Saat pertemuan itu saya bilang langsung kepada Mas Wahyu jika mereka mending baikan; saya sendiri tak tahu apa masalah yang menyebabkan hubungan mereka bubrah, namun tetap menjalin pertemanan akan memudahkan saya untuk berkomunikasi dengan keduanya.

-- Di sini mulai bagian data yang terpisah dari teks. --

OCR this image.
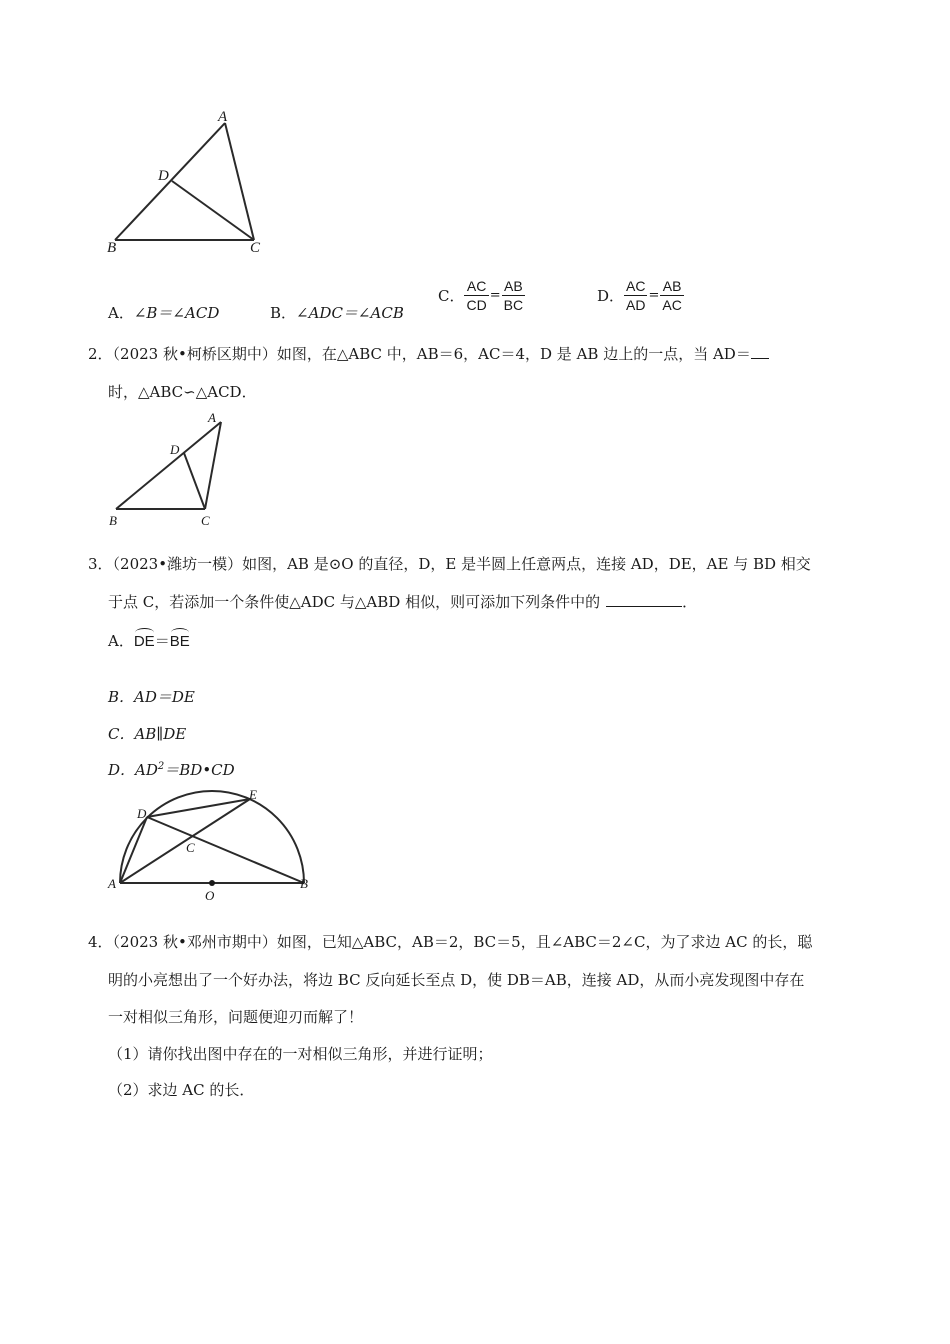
A
D
B	C
A．∠B＝∠ACD	B．∠ADC＝∠ACB
C． $\frac{AC}{CD} = \frac{AB}{BC}$	D． $\frac{AC}{AD} = \frac{AB}{AC}$
2．（2023 秋•柯桥区期中）如图，在△ABC 中，AB＝6，AC＝4，D 是 AB 边上的一点，当 AD＝
时，△ABC∽△ACD．
A
D
B	C
3．（2023•潍坊一模）如图，AB 是⊙O 的直径，D，E 是半圆上任意两点，连接 AD，DE，AE 与 BD 相交
于点 C，若添加一个条件使△ADC 与△ABD 相似，则可添加下列条件中的	．
A．DE＝BE
B．AD＝DE
C．AB∥DE
D．$AD^2=BD•CD$
D
E
C
A	B
O
4．（2023 秋•邓州市期中）如图，已知△ABC，AB＝2，BC＝5，且∠ABC＝2∠C，为了求边 AC 的长，聪
明的小亮想出了一个好办法，将边 BC 反向延长至点 D，使 DB＝AB，连接 AD，从而小亮发现图中存在
一对相似三角形，问题便迎刃而解了！
（1）请你找出图中存在的一对相似三角形，并进行证明；
（2）求边 AC 的长．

Dan itu mungkin hanya berlaku jika hubungan mereka baik-baik saja.
Saya rasa disebabkan keduanya adalah Kompasianer, jadi jika aktif berkomunikasi kepada salah satunya mungkin bisa menyebabkan berat sebelah atau malah prasangka: memahami salah satu namun abai memahami lainnya, dalam hal ini Mbak Lin.

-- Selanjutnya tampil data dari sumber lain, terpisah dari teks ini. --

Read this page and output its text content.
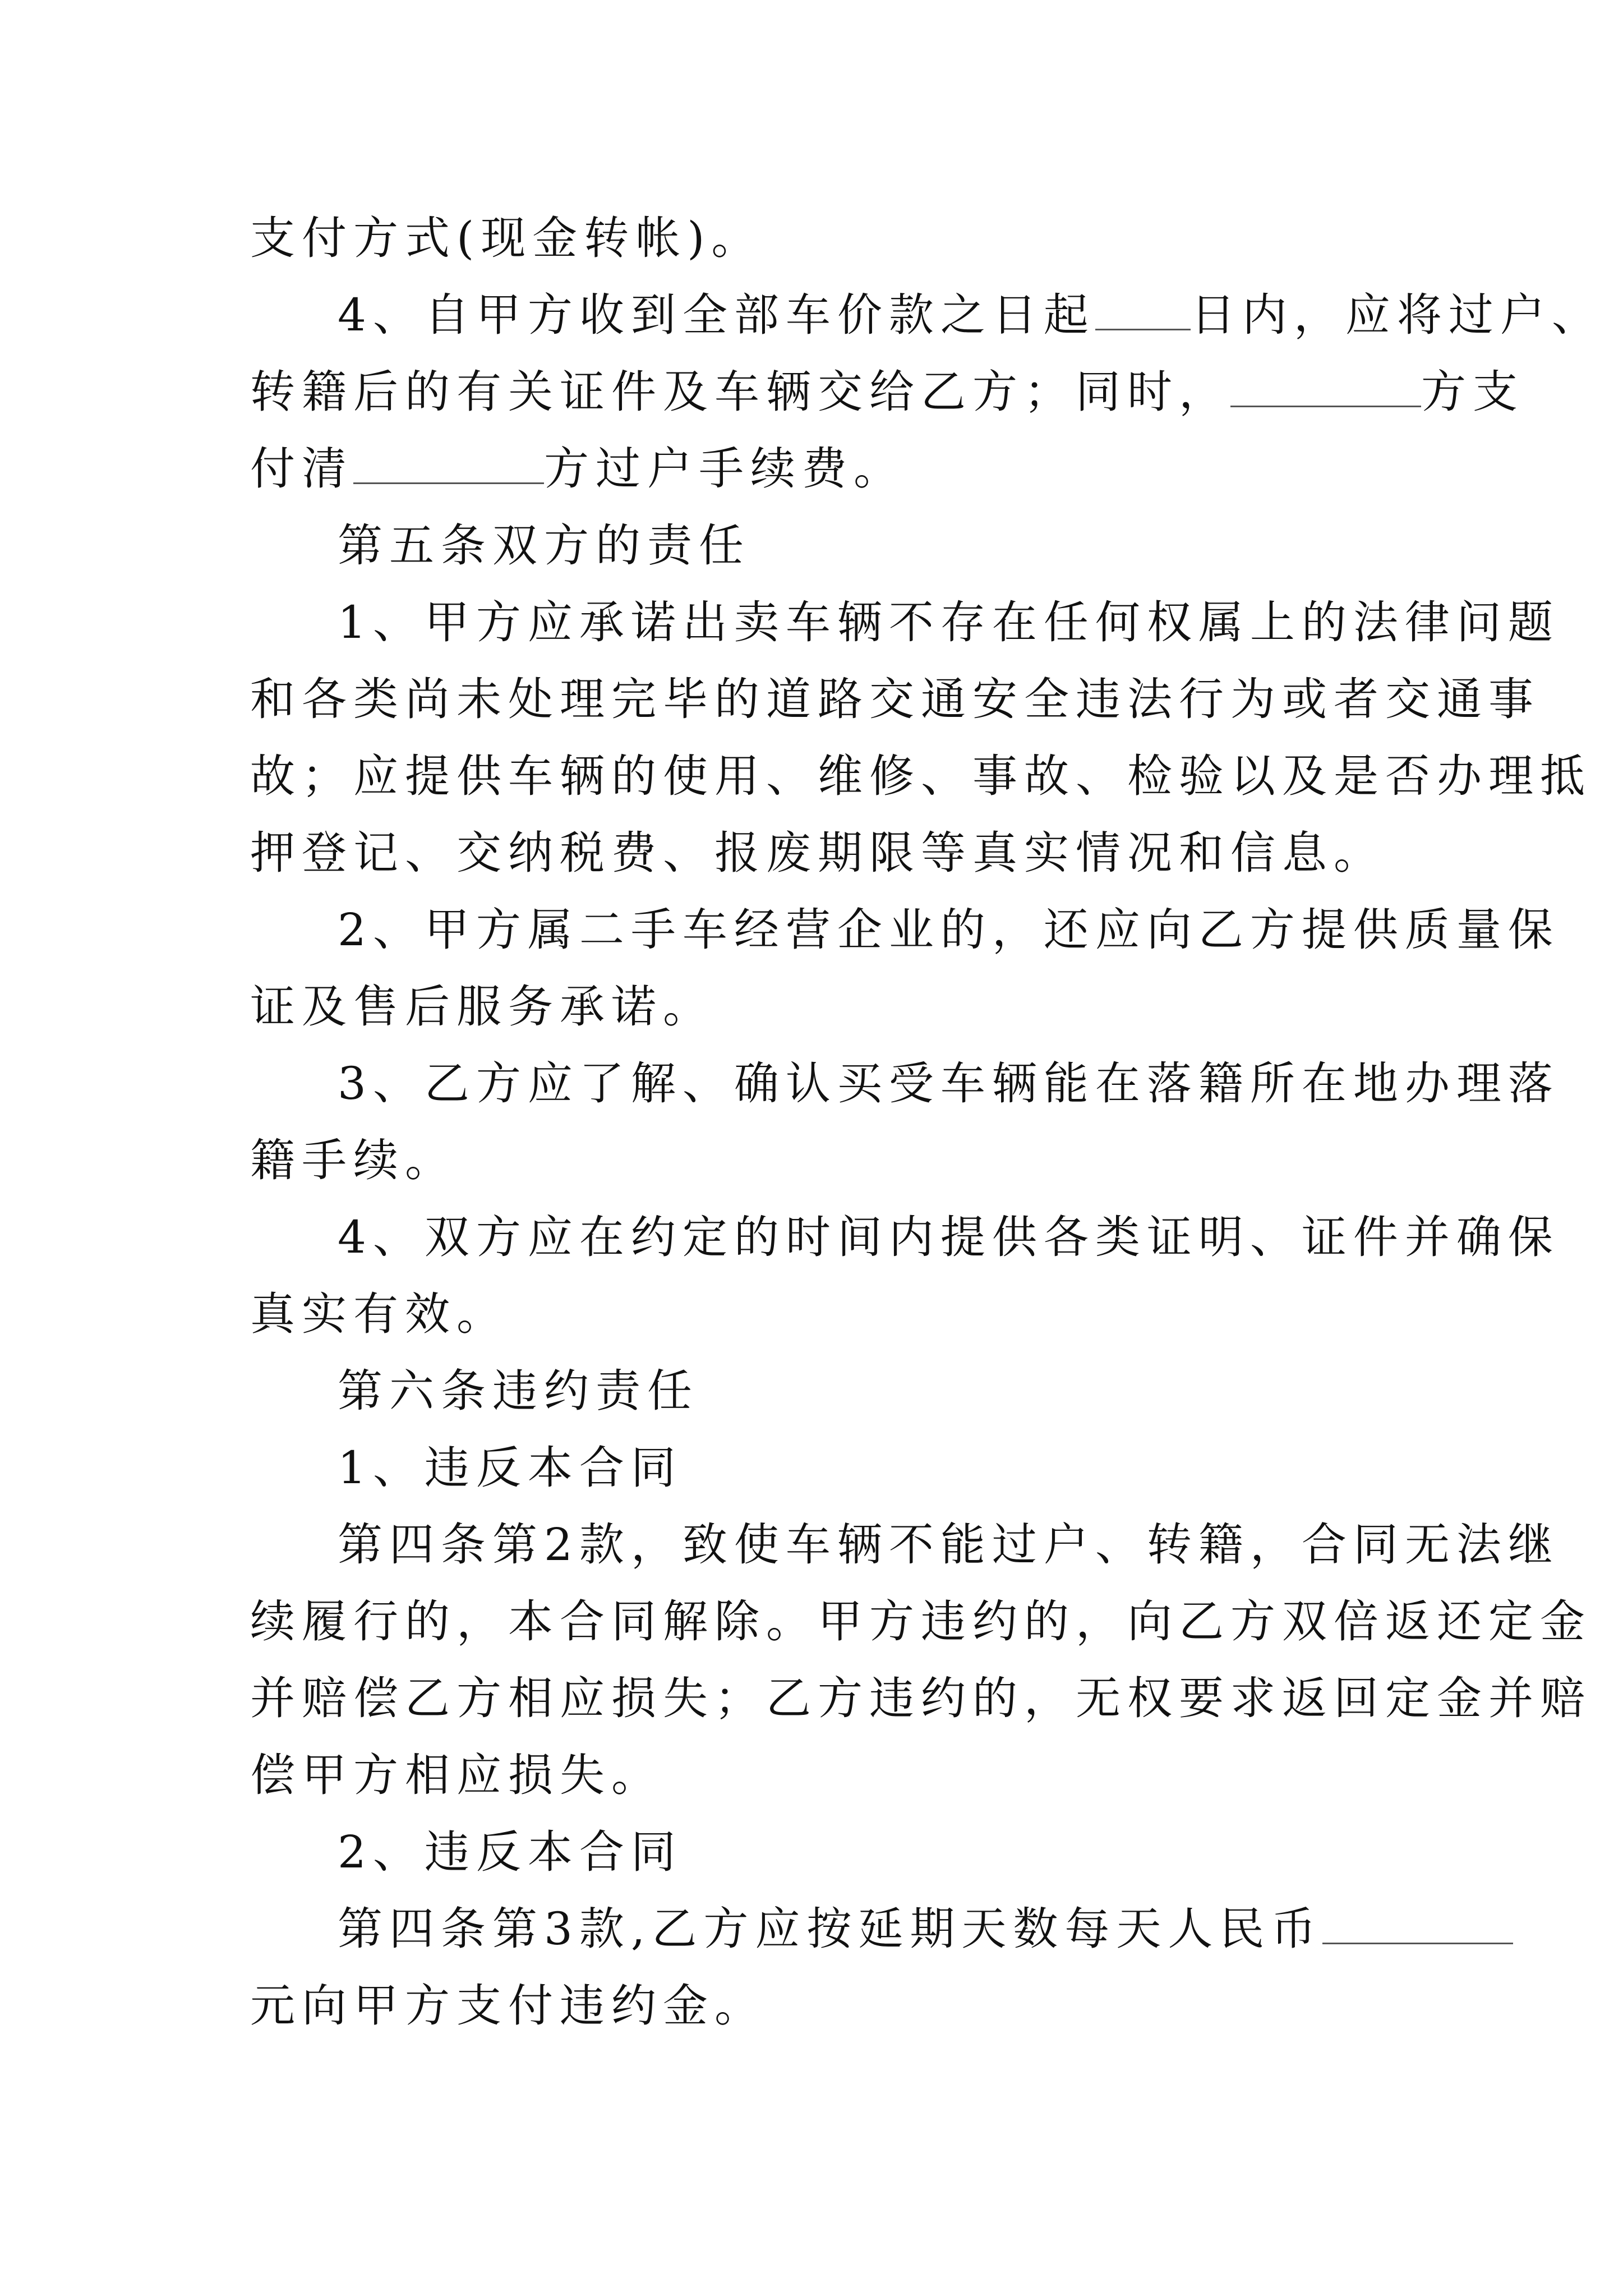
支付方式(现金转帐)。
4、自甲方收到全部车价款之日起 日内，应将过户、
转籍后的有关证件及车辆交给乙方；同时，	方支
付清	方过户手续费。
第五条双方的责任
1、甲方应承诺出卖车辆不存在任何权属上的法律问题
和各类尚未处理完毕的道路交通安全违法行为或者交通事
故；应提供车辆的使用、维修、事故、检验以及是否办理抵
押登记、交纳税费、报废期限等真实情况和信息。
2、甲方属二手车经营企业的，还应向乙方提供质量保
证及售后服务承诺。
3、乙方应了解、确认买受车辆能在落籍所在地办理落
籍手续。
4、双方应在约定的时间内提供各类证明、证件并确保
真实有效。
第六条违约责任
1、违反本合同
第四条第2款，致使车辆不能过户、转籍，合同无法继
续履行的，本合同解除。甲方违约的，向乙方双倍返还定金
并赔偿乙方相应损失；乙方违约的，无权要求返回定金并赔
偿甲方相应损失。
2、违反本合同
第四条第3款,乙方应按延期天数每天人民币
元向甲方支付违约金。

Terus terang, saya lebih dulu tahu Mas Wahyu daripada Mbak Lin sebelum mereka berbalas puisi dan kemudian memutuskan menikah.
Saya masih ingat teguran beberapa Kompasianer setelahnya akan puisi keduanya yang dianggap terlalu vulgar untuk ditayangkan, dan saya tak tahu... mengapa kisah 'semerah' itupun bisa kandas.

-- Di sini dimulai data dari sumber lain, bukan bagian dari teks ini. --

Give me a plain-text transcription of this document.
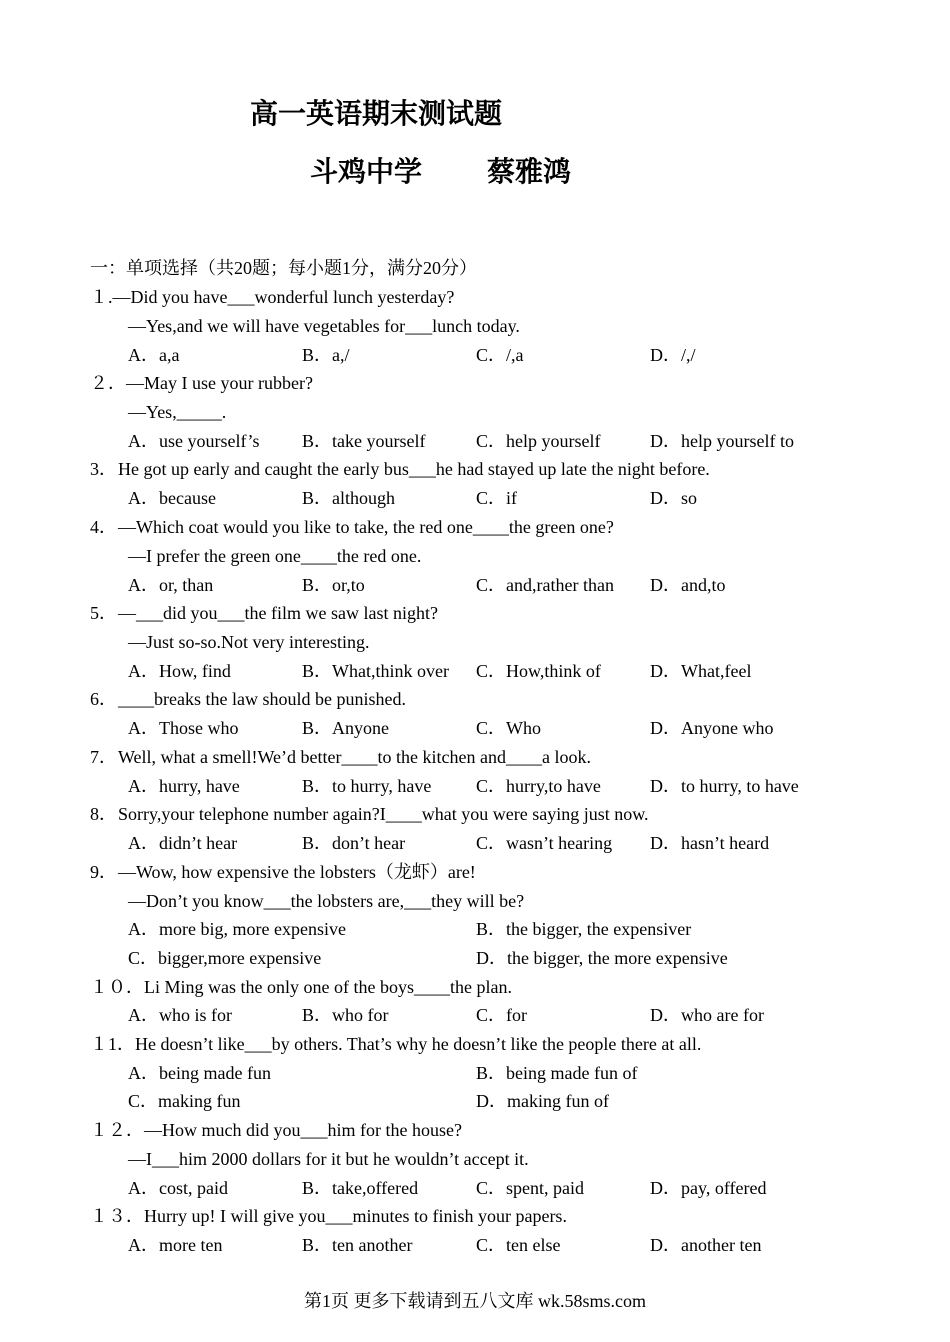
高一英语期末测试题
斗鸡中学 蔡雅鸿
一：单项选择（共20题；每小题1分，满分20分）
１.—Did you have___wonderful lunch yesterday?
—Yes,and we will have vegetables for___lunch today.
A．a,a	B．a,/	C．/,a	D．/,/
２．—May I use your rubber?
—Yes,_____.
A．use yourself’s B．take yourself	C．help yourself	D．help yourself to
3．He got up early and caught the early bus___he had stayed up late the night before.
A．because	B．although	C．if	D．so
4．—Which coat would you like to take, the red one____the green one?
—I prefer the green one____the red one.
A．or, than	B．or,to	C．and,rather than D．and,to
5．—___did you___the film we saw last night?
—Just so-so.Not very interesting.
A．How, find	B．What,think over C．How,think of	D．What,feel
6．____breaks the law should be punished.
A．Those who	B．Anyone	C．Who	D．Anyone who
7．Well, what a smell!We’d better____to the kitchen and____a look.
A．hurry, have	B．to hurry, have C．hurry,to have	D．to hurry, to have
8．Sorry,your telephone number again?I____what you were saying just now.
A．didn’t hear	B．don’t hear	C．wasn’t hearing D．hasn’t heard
9．—Wow, how expensive the lobsters（龙虾）are!
—Don’t you know___the lobsters are,___they will be?
A．more big, more expensive	B．the bigger, the expensiver
C．bigger,more expensive	D．the bigger, the more expensive
１０．Li Ming was the only one of the boys____the plan.
A．who is for	B．who for	C．for	D．who are for
１1．He doesn’t like___by others. That’s why he doesn’t like the people there at all.
A．being made fun	B．being made fun of
C．making fun	D．making fun of
１２．—How much did you___him for the house?
—I___him 2000 dollars for it but he wouldn’t accept it.
A．cost, paid	B．take,offered	C．spent, paid	D．pay, offered
１３．Hurry up! I will give you___minutes to finish your papers.
A．more ten	B．ten another	C．ten else	D．another ten
第1页 更多下载请到五八文库 wk.58sms.com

Tapi desakan saya atas apa yang tidak saya ketahui penyebabnya ini pun mental. Ya, lalu juga berpikir ini adalah masalah privasi mereka berdua juga; jadi kemudian saya membiarkannya begitu saja.
Beberapa bulan kemudian Mas Wahyu menghubungi saya lagi via SMS (atau WA) tentang kedatangannya ke Surabaya. Saya membalasnya, saya tak bisa menemuinya karena hari kerja dimana pemberitahuannya mendadak (dan tak sempat bilang bos saya untuk izin ganti hari kerja). Lalu Mas Wahyu bilang tak mengapa.
Entah, sejak ketemuan tanggal 11 Agustus 2017 di Stasiun Gubeng ini saya berpikir Mas Wahyu membutuhkan teman curhat dan semangat. Saya masih sempat membaca tulisannya tentang Suster Yuni dan beberapa aktifnya di media sosialnya, namun tak sempat kopdar lagi setelahnya.
Selamat jalan Mas Wahyu, terima kasih atas inspirasinya. selamat menempuh hidup baru.